Mexico's peso currency touched a near 10-month high on Friday and data on derivatives market bets showed investors have taken the most optimistic view on the currency in four years. The Mexican currency clawed its way back to levels last seen before Donald Trump was elected US president as higher oil prices helped lift emerging market currencies.
The peso strengthened to 18.1125 per dollar, its firmest level since August 18, before retreating slightly. Trump's election victory drove the currency to a record low on fears he would rip up the North American Free Trade Agreement. But the peso rebounded and has been the best-performing major currency this year, up more than 14 percent against the dollar, as the Trump administration moved toward talks to renegotiate the NAFTA.
Data on Friday showed the number of bets by speculators for a stronger peso rose to a four-year high. Long positions as of June 6 recorded by the Commodity Futures Trading Commission rose to 115,601 contracts - the highest since late May 2013. Some analysts think investors have become overconfident in further peso gains. Analysts at Citi this week warned they would not make big bets on further gains in the peso at these levels after analyzing other rallies in emerging market currencies seen since 2004. In Brazil, yields paid on Brazilian interest rate futures contracts
dipped after annual inflation slowed to a 10-year low, spurring bets that the central bank would likely cut rates sharply next month. Rate futures' yields reflected the perception of a nearly 90 percent probability that Brazil's central bank would lower the benchmark Selic rate by 75 basis points to 9.5 percent at its July monetary policy meeting.
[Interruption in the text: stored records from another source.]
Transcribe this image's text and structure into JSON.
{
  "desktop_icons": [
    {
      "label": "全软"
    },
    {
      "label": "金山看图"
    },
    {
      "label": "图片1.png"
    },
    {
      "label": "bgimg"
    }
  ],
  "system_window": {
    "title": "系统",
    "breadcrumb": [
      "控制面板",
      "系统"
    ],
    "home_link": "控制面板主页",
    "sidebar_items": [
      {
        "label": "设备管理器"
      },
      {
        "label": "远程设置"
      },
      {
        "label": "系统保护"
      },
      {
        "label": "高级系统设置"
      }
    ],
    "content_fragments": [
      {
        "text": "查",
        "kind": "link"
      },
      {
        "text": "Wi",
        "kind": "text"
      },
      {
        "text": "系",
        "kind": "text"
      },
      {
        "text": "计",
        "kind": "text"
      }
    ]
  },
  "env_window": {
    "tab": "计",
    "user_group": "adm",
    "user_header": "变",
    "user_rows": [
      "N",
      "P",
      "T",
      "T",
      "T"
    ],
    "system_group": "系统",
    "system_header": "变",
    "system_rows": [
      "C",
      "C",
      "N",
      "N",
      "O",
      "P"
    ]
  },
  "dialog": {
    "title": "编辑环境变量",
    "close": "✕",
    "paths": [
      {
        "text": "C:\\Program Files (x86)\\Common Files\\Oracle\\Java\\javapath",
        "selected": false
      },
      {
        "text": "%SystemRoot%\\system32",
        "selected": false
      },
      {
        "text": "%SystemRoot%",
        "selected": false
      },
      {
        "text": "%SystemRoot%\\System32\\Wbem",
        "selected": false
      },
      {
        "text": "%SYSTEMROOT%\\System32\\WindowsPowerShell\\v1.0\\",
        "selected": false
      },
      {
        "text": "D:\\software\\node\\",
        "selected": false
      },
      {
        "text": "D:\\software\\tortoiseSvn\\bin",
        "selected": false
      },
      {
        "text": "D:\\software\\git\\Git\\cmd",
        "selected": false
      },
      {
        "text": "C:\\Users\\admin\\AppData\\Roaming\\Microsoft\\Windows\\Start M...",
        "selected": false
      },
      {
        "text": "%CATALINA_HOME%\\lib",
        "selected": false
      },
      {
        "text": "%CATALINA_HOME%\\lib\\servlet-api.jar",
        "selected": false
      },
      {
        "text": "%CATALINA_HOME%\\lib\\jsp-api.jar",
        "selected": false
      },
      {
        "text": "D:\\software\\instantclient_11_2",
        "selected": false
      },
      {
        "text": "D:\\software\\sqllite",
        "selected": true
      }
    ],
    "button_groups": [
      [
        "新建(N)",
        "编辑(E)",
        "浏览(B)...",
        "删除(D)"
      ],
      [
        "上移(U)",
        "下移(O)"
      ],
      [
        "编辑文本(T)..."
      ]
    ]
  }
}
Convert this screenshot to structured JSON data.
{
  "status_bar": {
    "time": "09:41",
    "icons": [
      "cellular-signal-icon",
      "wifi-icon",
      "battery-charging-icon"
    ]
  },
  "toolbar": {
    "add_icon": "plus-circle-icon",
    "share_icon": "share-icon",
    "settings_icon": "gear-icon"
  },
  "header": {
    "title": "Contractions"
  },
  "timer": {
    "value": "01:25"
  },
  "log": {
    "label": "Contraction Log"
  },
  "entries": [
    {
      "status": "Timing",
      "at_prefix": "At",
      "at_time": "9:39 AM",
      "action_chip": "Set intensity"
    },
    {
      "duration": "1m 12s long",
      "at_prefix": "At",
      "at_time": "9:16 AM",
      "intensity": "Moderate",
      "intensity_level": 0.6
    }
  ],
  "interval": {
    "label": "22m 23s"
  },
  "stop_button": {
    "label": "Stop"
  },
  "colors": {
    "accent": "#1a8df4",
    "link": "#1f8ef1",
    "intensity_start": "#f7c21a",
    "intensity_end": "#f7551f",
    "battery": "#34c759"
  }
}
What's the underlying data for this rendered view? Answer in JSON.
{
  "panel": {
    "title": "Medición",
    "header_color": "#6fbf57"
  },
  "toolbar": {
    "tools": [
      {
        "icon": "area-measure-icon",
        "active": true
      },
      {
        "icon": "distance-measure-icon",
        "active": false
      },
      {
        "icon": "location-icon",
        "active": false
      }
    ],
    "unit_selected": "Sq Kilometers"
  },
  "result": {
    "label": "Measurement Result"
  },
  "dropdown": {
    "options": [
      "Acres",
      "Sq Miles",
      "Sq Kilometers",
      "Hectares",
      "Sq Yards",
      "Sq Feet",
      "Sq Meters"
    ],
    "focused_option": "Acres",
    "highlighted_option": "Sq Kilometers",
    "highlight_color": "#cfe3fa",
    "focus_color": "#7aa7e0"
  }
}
Investors unwound bets on a 50-basis-point reduction, an outlook that gained traction after the central bank said last month it could reduce the pace of cuts due to growing political uncertainty. The bank cut rates by 100 basis points in May. In foreign exchange and stock markets, Brazilian traders were monitoring the deliberations of the country's top electoral court in a case that could unseat President Michel Temer if judges rule he used illegal campaign funding in 2014.